Yorkshire pudding was one of my Granny's superlative dishes, and she used to serve up great swollen trays of it to hordes of ravening grandchildren, each clamouring for an equal share of crisp edge and squodgy middle. Doused in gravy or just on its own, hers was legendary and no grown up "Yockshirreh" has ever managed to match it. That was a Polish accent, by the way. You try writing phonetically based on a twenty-year-old memory! 



This recipe from Nigel Slater is a perennial favourite of ours and even if it doesn't quite reach the heights of Granny's, it comes pretty damn close. Nigel recommends some kind of fandango peeling the sausages then wrapping them again in parma ham, but we never bother with that and just use them unadulterated.



The gravy, incidentally, is another winner from Jamie Oliver's 30 Minute Meals. You might think "pff, who needs a recipe for onion gravy?", and three months ago I would have echoed your "pff"ing and raised you a "tchuh". But that was before I tried this one. With a few odd-sounding ingredients like garlic, honey and rosemary, you end up with something like like the best ever Bisto gravy - thick, strong, flavourful and savoury. I have been known to eat this with a spoon.



Served up with parsnip mash, peas and carrots, this dinner acted as insulation for our insides - warming us to the bottom of our soggy toes and fortifying us for the dark juggling act with dog, lead, umbrella, and torch.
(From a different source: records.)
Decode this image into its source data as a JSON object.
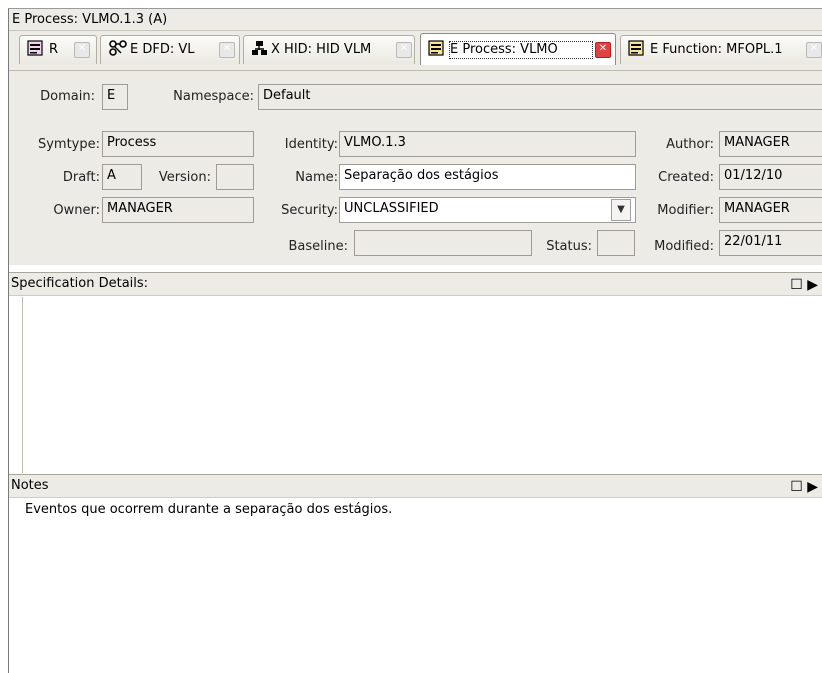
{
  "window": {
    "title": "E Process: VLMO.1.3 (A)"
  },
  "tabs": [
    {
      "icon": "document-icon",
      "label": "R",
      "active": false
    },
    {
      "icon": "dfd-diagram-icon",
      "label": "E DFD: VL",
      "active": false
    },
    {
      "icon": "hierarchy-diagram-icon",
      "label": "X HID: HID VLM",
      "active": false
    },
    {
      "icon": "document-icon",
      "label": "E Process: VLMO",
      "active": true
    },
    {
      "icon": "document-icon",
      "label": "E Function: MFOPL.1",
      "active": false
    }
  ],
  "form": {
    "domain_label": "Domain:",
    "domain_value": "E",
    "namespace_label": "Namespace:",
    "namespace_value": "Default",
    "symtype_label": "Symtype:",
    "symtype_value": "Process",
    "identity_label": "Identity:",
    "identity_value": "VLMO.1.3",
    "author_label": "Author:",
    "author_value": "MANAGER",
    "draft_label": "Draft:",
    "draft_value": "A",
    "version_label": "Version:",
    "version_value": "",
    "name_label": "Name:",
    "name_value": "Separação dos estágios",
    "created_label": "Created:",
    "created_value": "01/12/10",
    "owner_label": "Owner:",
    "owner_value": "MANAGER",
    "security_label": "Security:",
    "security_value": "UNCLASSIFIED",
    "modifier_label": "Modifier:",
    "modifier_value": "MANAGER",
    "baseline_label": "Baseline:",
    "baseline_value": "",
    "status_label": "Status:",
    "status_value": "",
    "modified_label": "Modified:",
    "modified_value": "22/01/11"
  },
  "spec_details": {
    "title": "Specification Details:",
    "text": ""
  },
  "notes": {
    "title": "Notes",
    "text": "Eventos que ocorrem durante a separação dos estágios."
  },
  "colors": {
    "panel": "#ecebe6",
    "close_active": "#e04141",
    "icon_doc": "#d946c8",
    "icon_yellow": "#f2c21b"
  }
}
Even better, the leftovers are now tupperwared up for lunch tomorrow and they are already making my Thursday morning better. Now if only they could stop my hair from frizzing, we'd have a perfect day.

 


Toad in the Hole
Adapted from Nigel Slater's Real Food

- pack of 6 good-quality sausages
- 2 eggs
- 125g plain flour
- 150ml milk
- 150ml cold water
- 1 tablespoon of grainy mustard
- some salt, pepper and oil

Preheat the oven to 220C and find a roasting dish big enough to hold the sausages surrounded by a swelling pillow of batter. Put a good sloop of olive oil - or dripping or lard if you have such things - into the dish, then heat in the oven until really hot and smoking.

Whisk together the flour, eggs, milk, water, mustard, and a pinch each of salt and pepper in a big bowl until smooth. It should be about as runny as double cream. Then leave the batter aside to rest for 10-15 minutes.
  
Chuck the sausages into the hot roasting dish, shaking gently to spread them out evenly, then pour the batter in and around. Bake in the oven for 25-30 minutes or until bronzed and puffy, and serve with lots and lots of onion gravy.

Dark Onion Gravy
Adapted from Jamie Oliver's 30 Minute Meals (the Liver and Bacon meal)

- an onion, red or white, halved then finely sliced
- a clove of garlic, crushed
- the leaves from a sprig of rosemary, finely chopped
- a teaspoon of honey (or golden syrup, or any kind of sugar)
- 1 heaped tablespoon of flour
- a glass of red wine if you have one - we often skip this step
- a good swig of balsamic vinegar
- 300ml of beef stock (a cube is fine)

In a medium sized saucepan, gently fry the onion in a splash of oil for 5-10 minutes or until soft and golden. Add in the rosemary, garlic and honey, cook for a few more minutes, stirring, then add the flour. Mix well then add the red wine if you're using it, letting it cook off. If you're not using it, add the balsamic, let the liquid cook off (trying not to inhale the vinegar fumes) then pour in the beef stock. Let it all simmer for 5-10 minutes until it's thickened to the consistency you want. Then pour it all over your sausages, yorkshire pudding and mash.